For B2C brands, the math is straightforward. If consumers are increasingly asking AI for product recommendations, and the brands that show up with accurate, current, well-structured product data get recommended more often, then the cost of waiting is measured in lost share of voice that compounds every quarter.
The brands I talked to all recognized this intuitively. None of them had a plan for it yet.
Where AI Discovery is going.
I'm a product person, so I think about this in terms of what we can build and what we can measure. What I took away from these conversations is that the market needs three things, roughly in this order.
1. visibility. Give brand marketers a way to see how they're showing up across AI platforms, who's getting recommended instead, and where the gaps are. Not an SEO tool with LLM tracking bolted on. Something built for the person who runs the brand, not the person who runs the technical SEO audit.
2. explainability. Don't just tell me I'm losing. Tell me why. You're not showing up for this query because your product descriptions are too thin. You're losing to this competitor because they have a more structured FAQ section. Here's what you could change, and here's the first draft to get you started.
3. control. Once you can see the landscape and understand the gaps, give brands the tools to act on it.

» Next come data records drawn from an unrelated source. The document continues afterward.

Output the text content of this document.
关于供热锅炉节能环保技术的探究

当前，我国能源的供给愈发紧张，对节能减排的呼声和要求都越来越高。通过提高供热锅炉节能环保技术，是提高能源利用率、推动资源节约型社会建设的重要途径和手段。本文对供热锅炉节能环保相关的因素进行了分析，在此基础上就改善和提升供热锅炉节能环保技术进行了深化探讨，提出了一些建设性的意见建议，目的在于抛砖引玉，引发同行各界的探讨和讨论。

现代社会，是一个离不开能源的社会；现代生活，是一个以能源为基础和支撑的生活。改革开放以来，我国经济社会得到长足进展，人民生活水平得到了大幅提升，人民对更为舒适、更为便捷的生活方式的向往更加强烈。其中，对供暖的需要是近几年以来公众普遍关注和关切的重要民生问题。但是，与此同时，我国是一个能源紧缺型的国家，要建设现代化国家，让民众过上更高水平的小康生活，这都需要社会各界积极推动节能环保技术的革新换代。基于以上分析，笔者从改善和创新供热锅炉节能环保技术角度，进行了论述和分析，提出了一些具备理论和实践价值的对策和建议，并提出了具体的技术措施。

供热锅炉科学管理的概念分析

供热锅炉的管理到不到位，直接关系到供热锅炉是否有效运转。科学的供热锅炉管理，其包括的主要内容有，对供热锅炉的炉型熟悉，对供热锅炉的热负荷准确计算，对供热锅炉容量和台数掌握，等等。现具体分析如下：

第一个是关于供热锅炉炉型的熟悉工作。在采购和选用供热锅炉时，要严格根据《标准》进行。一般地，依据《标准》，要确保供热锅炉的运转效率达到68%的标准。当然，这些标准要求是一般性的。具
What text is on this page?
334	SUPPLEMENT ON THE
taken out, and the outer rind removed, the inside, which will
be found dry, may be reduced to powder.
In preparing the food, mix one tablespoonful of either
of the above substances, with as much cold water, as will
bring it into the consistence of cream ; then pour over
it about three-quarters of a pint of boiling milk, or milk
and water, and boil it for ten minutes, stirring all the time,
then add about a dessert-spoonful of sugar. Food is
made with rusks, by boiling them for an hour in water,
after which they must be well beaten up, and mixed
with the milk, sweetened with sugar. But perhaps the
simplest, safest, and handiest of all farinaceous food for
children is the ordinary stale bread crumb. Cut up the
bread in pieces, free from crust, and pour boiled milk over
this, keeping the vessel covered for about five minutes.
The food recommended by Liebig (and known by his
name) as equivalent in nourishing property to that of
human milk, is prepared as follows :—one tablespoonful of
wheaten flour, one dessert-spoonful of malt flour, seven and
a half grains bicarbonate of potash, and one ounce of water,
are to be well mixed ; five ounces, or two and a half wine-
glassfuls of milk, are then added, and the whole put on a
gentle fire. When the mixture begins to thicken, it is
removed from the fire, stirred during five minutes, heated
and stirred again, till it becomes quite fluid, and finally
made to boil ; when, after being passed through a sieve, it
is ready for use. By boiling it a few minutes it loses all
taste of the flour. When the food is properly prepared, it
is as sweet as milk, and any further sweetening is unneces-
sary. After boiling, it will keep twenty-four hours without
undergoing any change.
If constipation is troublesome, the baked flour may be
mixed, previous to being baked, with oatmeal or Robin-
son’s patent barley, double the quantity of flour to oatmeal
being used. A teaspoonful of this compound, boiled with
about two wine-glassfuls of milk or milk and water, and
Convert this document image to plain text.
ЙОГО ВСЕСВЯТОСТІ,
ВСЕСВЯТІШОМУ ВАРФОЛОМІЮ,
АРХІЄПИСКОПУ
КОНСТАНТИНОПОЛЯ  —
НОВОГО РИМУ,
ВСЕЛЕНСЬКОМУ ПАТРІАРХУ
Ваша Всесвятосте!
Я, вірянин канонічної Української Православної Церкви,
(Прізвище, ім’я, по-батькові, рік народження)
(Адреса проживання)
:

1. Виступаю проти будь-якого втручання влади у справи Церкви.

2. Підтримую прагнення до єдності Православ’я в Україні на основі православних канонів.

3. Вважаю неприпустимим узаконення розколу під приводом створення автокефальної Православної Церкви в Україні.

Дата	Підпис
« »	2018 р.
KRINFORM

Connect their product feeds. Structure their data for LLM consumption. Build the presence that turns AI from an uncontrolled channel into one they can optimize.
We're building toward all three at BlueConic. But the first step isn't a product pitch. It's a wake-up call. If you're a brand marketer reading this, go ask ChatGPT to recommend a product in your category. Look at what comes back. Check the pricing. Check the descriptions. Check whether you show up at all.
That ten-minute experiment will tell you more about the state of your AI visibility than any report I could write.